• June 2012
  • Sports Medicine

    Not Just for Athletes

    Historically, Sports Medicine has been synonymous with sideline orthopedic surgeons rushing to the aid of a football player, tennis star or golf great. But in recent years, Sports Medicine has become a growing multidisciplinary field attracting physicians from Family Medicine, Emergency Medicine and Internal Medicine. Even pediatricians have migrated to specializing in Sports Medicine.

    The patients have changed, too. “In my 16 years of practice in Sports Medicine, I’ve treated numerous professional athletes from various national and international golf and tennis tournaments,” says Stephen Steele, DO, FAOASM, a Family Medicine physician who specializes in Sports Medicine. “I’ve also seen my practice evolve to include individuals who get their exercise by simply walking the dog or climbing the stairs in their house.”

    The benefit of a Sports Medicine physician, for athletes and non-athletes alike, is that they have been trained to focus on the precise diagnosis and treatment of a patient’s injury and can make the necessary referrals to safely return them to the activities they enjoy. Dr. Steele notes, “Injury management is precision. Find the exact, right diagnosis…then you can treat it much more efficiently.”

    Like orthopedic surgeons trained in Sports Medicine, Primary Care physicians specializing in Sports Medicine are well-trained in musculoskeletal medicine and can diagnose musculoskeletal sports conditions.

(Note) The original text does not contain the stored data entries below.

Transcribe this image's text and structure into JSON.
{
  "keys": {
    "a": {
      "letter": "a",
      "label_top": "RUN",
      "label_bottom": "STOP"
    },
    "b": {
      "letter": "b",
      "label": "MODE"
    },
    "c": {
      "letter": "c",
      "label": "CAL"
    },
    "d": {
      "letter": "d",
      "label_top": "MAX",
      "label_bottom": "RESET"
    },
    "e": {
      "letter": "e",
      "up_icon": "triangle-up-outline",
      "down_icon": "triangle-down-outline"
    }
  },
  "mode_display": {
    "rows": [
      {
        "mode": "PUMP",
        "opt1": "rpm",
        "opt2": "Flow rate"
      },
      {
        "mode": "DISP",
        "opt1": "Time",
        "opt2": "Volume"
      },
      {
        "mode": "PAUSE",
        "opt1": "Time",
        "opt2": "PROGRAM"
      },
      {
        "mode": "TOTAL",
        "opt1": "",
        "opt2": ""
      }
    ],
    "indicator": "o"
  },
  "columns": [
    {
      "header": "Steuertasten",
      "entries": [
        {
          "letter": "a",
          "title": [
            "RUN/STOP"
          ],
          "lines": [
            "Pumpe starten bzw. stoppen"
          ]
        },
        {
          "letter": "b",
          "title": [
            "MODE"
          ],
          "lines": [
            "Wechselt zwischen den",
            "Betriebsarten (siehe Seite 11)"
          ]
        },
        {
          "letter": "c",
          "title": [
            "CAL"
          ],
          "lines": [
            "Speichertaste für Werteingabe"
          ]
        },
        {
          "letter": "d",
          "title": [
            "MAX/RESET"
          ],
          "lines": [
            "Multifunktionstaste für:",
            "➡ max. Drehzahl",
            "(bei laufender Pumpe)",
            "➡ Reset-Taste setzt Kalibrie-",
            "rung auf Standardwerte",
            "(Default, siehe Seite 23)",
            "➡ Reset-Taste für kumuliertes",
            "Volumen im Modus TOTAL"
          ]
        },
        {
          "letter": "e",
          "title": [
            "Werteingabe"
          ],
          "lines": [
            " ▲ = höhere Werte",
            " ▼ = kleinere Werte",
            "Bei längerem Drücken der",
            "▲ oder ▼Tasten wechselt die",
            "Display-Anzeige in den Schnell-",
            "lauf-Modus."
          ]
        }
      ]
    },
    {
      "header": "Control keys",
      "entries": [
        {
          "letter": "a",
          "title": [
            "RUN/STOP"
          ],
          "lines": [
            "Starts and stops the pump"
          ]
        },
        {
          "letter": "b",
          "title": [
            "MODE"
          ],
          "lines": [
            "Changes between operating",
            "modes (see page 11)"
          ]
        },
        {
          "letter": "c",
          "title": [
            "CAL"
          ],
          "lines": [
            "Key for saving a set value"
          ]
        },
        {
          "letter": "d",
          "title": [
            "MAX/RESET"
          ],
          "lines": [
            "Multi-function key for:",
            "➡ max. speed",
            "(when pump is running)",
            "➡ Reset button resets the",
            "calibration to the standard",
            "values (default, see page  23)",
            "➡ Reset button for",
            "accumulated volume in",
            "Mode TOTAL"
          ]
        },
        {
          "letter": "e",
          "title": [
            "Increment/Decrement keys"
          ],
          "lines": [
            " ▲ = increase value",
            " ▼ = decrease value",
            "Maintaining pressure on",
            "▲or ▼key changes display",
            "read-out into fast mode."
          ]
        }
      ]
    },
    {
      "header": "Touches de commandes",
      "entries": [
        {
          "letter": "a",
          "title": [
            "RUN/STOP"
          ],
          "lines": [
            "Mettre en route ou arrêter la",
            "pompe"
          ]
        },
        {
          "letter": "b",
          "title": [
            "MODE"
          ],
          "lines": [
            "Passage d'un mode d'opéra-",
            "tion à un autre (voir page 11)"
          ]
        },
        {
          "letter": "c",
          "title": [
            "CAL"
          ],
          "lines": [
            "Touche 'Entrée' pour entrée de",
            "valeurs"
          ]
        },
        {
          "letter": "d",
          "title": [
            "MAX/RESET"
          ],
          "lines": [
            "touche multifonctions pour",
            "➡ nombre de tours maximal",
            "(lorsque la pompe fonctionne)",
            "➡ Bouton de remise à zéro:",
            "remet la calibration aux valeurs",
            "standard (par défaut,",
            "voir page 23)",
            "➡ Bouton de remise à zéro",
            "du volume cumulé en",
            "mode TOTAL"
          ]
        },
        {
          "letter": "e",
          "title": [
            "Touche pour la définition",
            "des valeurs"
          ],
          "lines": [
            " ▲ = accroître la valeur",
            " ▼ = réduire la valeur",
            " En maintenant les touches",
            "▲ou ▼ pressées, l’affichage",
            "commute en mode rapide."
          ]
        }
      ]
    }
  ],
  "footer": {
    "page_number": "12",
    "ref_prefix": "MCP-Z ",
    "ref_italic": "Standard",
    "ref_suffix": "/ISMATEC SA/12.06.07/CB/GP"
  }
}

However, they specialize in the non-surgical treatment of musculoskeletal sports conditions while Sports Medicine orthopedic surgeons have additional training for the surgical treatment of these conditions.

    According to the American Medical Society for Sports Medicine, 90 percent of all sports injuries are non-surgical; therefore, most sports injuries can be treated by a Sports Medicine physician. Injuries requiring surgery are referred to an orthopedic surgeon. Dr. Steele adds, “Sports Medicine physicians work collaboratively with orthopedic surgeons, physical therapists, occupational therapists, sports psychologists (if necessary) and other health care professionals to develop a comprehensive rehabilitation plan so the patient can get back to doing what they love to do.”

    In addition to Eisenhower Medical Center’s Sports Medicine physicians, the Eisenhower Wellness Institute at the Eisenhower George and Julia Argyros Health Center offers in-depth Sports Medicine consultations. Please call 760-610-7360 for more information.

    First time with a Sports Medicine physician?

    Dr. Steele recommends that patients share their exercise history with their physician. Be prepared to answer questions like these:

    • What type(s) of exercise have you done and for how long?
    • Did you stop exercising or stop playing a particular sport? Why?
    • Have you changed your routine or equipment? For instance, if you’re a runner, did you change your shoes recently?